No one in this election is a true “leftist”
UPDATE: With election hoopla at full frenzy, I hear scare-words (like “socialist”) being thrown around. Truth is, almost no one in American politics is genuinely left of center; nearly all fall into the center-right regions, including both of the remaining presidential candidates.
It seemed like a good idea to re-post this graph from the primary days. As you’ll see, this being America, we’re pretty much all capitalists. Our “left” and “right” are merely debates about how much leash we give our capitalism.
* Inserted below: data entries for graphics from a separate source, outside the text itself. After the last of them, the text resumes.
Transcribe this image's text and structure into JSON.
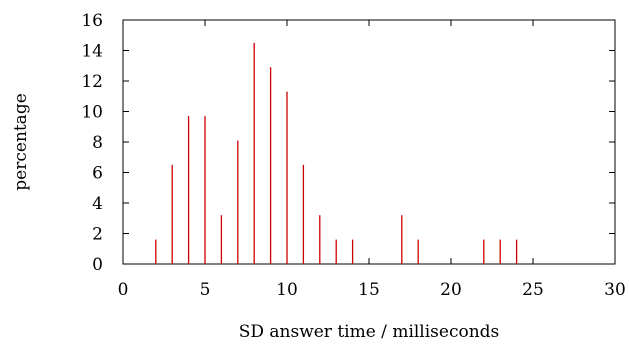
{
  "chart_data": {
    "type": "bar",
    "title": "",
    "xlabel": "SD answer time / milliseconds",
    "ylabel": "percentage",
    "xlim": [
      0,
      30
    ],
    "ylim": [
      0,
      16
    ],
    "x_ticks": [
      0,
      5,
      10,
      15,
      20,
      25,
      30
    ],
    "y_ticks": [
      0,
      2,
      4,
      6,
      8,
      10,
      12,
      14,
      16
    ],
    "grid": false,
    "bar_color": "#cc0000",
    "series": [
      {
        "x": [
          2,
          3,
          4,
          5,
          6,
          7,
          8,
          9,
          10,
          11,
          12,
          13,
          14,
          17,
          18,
          22,
          23,
          24
        ],
        "values": [
          1.6,
          6.5,
          9.7,
          9.7,
          3.2,
          8.1,
          14.5,
          12.9,
          11.3,
          6.5,
          3.2,
          1.6,
          1.6,
          3.2,
          1.6,
          1.6,
          1.6,
          1.6
        ]
      }
    ]
  }
}
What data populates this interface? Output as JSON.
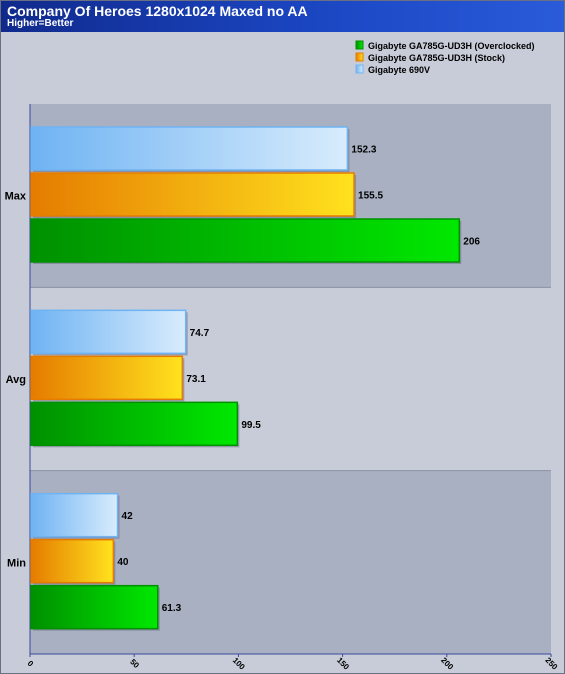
{
  "header": {
    "title": "Company Of Heroes 1280x1024 Maxed no AA",
    "subtitle": "Higher=Better"
  },
  "chart_data": {
    "type": "bar",
    "orientation": "horizontal",
    "title": "Company Of Heroes 1280x1024 Maxed no AA",
    "subtitle": "Higher=Better",
    "categories": [
      "Max",
      "Avg",
      "Min"
    ],
    "series": [
      {
        "name": "Gigabyte 690V",
        "values": [
          152.3,
          74.7,
          42
        ],
        "color_light": "#d8ecfc",
        "color_dark": "#6fb3f3",
        "label_text": [
          "152.3",
          "74.7",
          "42"
        ]
      },
      {
        "name": "Gigabyte GA785G-UD3H (Stock)",
        "values": [
          155.5,
          73.1,
          40
        ],
        "color_light": "#ffe21e",
        "color_dark": "#e57c00",
        "label_text": [
          "155.5",
          "73.1",
          "40"
        ]
      },
      {
        "name": "Gigabyte GA785G-UD3H (Overclocked)",
        "values": [
          206,
          99.5,
          61.3
        ],
        "color_light": "#00e800",
        "color_dark": "#009000",
        "label_text": [
          "206",
          "99.5",
          "61.3"
        ]
      }
    ],
    "legend_order": [
      "Gigabyte GA785G-UD3H (Overclocked)",
      "Gigabyte GA785G-UD3H (Stock)",
      "Gigabyte 690V"
    ],
    "xlim": [
      0,
      250
    ],
    "xticks": [
      "0",
      "50",
      "100",
      "150",
      "200",
      "250"
    ],
    "legend_position": "top-right",
    "grid": false
  }
}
Meanwhile, pooh-pooh the idea that Obama’s palling around over there next to Karl Marx. That’s a long, long ways from true. -M
Notice the old labels don’t work any more? Used to be that a fire-breathing politician could cry “LIBBRAL!” and everyone in the room would look shocked as linebackers near a penalty flag. Nowadays, no one looks up. Must be disappointing.
As The Political Compass points out, the old terms don’t express much helpful information:
The old one-dimensional categories of ‘right’ and ‘left’, established for the seating arrangement of the French National Assembly of 1789, are overly simplistic for today’s complex political landscape. For example, who are the ‘conservatives’ in today’s Russia? Are they the unreconstructed Stalinists, or the reformers who have adopted the right-wing views of conservatives like Margaret Thatcher ?
On the standard left-right scale, how do you distinguish leftists like Stalin and Gandhi? It’s not sufficient to say that Stalin was simply more left than Gandhi. There are fundamental political differences between them that the old categories on their own can’t explain. Similarly, we generally describe social reactionaries as ‘right-wingers’, yet that leaves left-wing reactionaries like Robert Mugabe and Pol Pot off the hook.
How’d you come out?
Tags: Political+Compass, Libertarian, Authoritarian, Obama, McCain, socialist, capitalism, free market, progressive, communist, Liberal, Conservative, Left, Right, Monte Asbury
Well I come out more or less where you are and close to Mike Gravel and Dennis Cucinich. I think my exact result is over on Facebook somewhere.
But I see all the other US presidential candidates belong to the authoritarian right — not much of a choice, is there?
Monte says: Yes, that authoritarian bent was one of the helpful illustrations of the chart for me; I hadn’t quite thought in those terms. And even the libertarian candidate is on the authoritarian side of the mid-line! Wonder why that is.
Steve
January 30, 2008 at 5:58 am
My point exactly, and the reason for expanding our definitions away from the old terms alone. I would hope to see them as a starting point, rather than an end in themselves.
Monte
January 28, 2008 at 9:56 pm
I really don’t like these kind of labels much, cause as soon as you say “I’m a liberal,” or “I’m a conservative,” people have their concept of what that means, and it may be far from what you actually are. I think we try to label people to make them into neat categories, but people are far too complicated to be categorized.
Labels also tend to smother conversation. Labels allow us to think we don’t need to think about anything anymore becuase we know what we think about liberals or conservatives, etc.